Published:September 30, 2015DOI:https://doi.org/10.1016/j.ajog.2015.09.086

      Background

      HIV-seropositive women face high risk for infection with oncogenic human papillomavirus (oncHPV) types, abnormal Pap test results, and precancer, but cervical cancer risk is only modestly increased. Human papillomavirus (HPV)16 is highly oncogenic but only weakly associated with HIV status and immunosuppression, suggesting HPV16 may have a greater innate ability to evade host immune surveillance than other oncHPV types, which in turn should result in a greater relative increase in the prevalence of other oncHPV types among women with cervical precancer.

      Objective

      We sought to assess whether the underrepresentation of HPV16 among HIV-seropositive relative to HIV-seronegative women remains among those with cervical precancers.

      Study Design

      HIV-seropositive and HIV-seronegative women in the Women’s Interagency HIV Study were screened for cervical intraepithelial neoplasia (CIN) grade ≥3 (CIN3+). DNA from >40 HPV types was detected by polymerase chain reaction in cervicovaginal lavage specimens obtained at the visit at which CIN3+ was diagnosed.

      Results

      HPV16 was detected in 13 (62%) of 21 HIV-seronegative women with CIN3+ but only 44 (29%) of 154 HIV-seropositive women with CIN3+ (P = .01). The lower prevalence of HPV16 in CIN3+ among HIV-seropositive women persisted after controlling for covariates (odds ratio [OR], 0.25; 95% confidence interval [CI], 0.08–0.78). The prevalence of other members of the HPV16-related alpha-9 oncHPV clade as a group was similar in HIV-infected and uninfected women with CIN3+ (OR, 1.02; 95% CI, 0.53–1.94).
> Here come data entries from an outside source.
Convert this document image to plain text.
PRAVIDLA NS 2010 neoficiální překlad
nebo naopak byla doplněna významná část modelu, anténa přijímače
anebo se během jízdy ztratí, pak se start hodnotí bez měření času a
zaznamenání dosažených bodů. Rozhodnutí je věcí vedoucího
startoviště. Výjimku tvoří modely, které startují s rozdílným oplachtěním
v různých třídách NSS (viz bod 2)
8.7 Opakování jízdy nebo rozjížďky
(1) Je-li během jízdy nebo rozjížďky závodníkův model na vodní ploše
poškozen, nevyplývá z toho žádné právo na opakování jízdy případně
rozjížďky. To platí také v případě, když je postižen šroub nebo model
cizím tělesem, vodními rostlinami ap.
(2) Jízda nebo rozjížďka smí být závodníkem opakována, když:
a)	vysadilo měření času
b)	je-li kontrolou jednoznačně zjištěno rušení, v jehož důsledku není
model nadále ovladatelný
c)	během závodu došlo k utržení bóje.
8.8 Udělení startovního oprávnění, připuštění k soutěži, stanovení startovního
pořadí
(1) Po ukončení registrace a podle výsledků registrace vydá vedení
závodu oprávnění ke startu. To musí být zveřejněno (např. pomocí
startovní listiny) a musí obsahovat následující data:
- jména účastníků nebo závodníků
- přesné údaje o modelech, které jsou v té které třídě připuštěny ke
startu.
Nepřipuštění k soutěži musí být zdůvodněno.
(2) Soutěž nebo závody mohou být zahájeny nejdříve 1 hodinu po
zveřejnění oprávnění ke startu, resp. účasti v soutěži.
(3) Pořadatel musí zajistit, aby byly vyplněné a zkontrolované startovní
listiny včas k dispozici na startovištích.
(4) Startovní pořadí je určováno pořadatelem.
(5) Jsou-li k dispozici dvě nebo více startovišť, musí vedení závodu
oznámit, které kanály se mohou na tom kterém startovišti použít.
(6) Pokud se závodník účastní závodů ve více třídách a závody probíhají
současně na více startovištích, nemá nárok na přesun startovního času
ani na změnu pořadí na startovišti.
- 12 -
The prevalence of non-alpha-9 oncHPV types was increased in HIV-seropositive vs HIV-seronegative women with CIN3+ (OR, 3.9; 95% CI, 1.3–11.8).

      Conclusion

      The previously demonstrated increase in CIN3+ incidence among HIV-seropositive women is associated with lower HPV16 and higher non-alpha-9 oncHPV prevalence. This is consistent with prior reports that HIV has a weak effect on infection by HPV16 relative to other oncHPV and supports use of nonavalent HPV vaccine in HIV-seropositive women.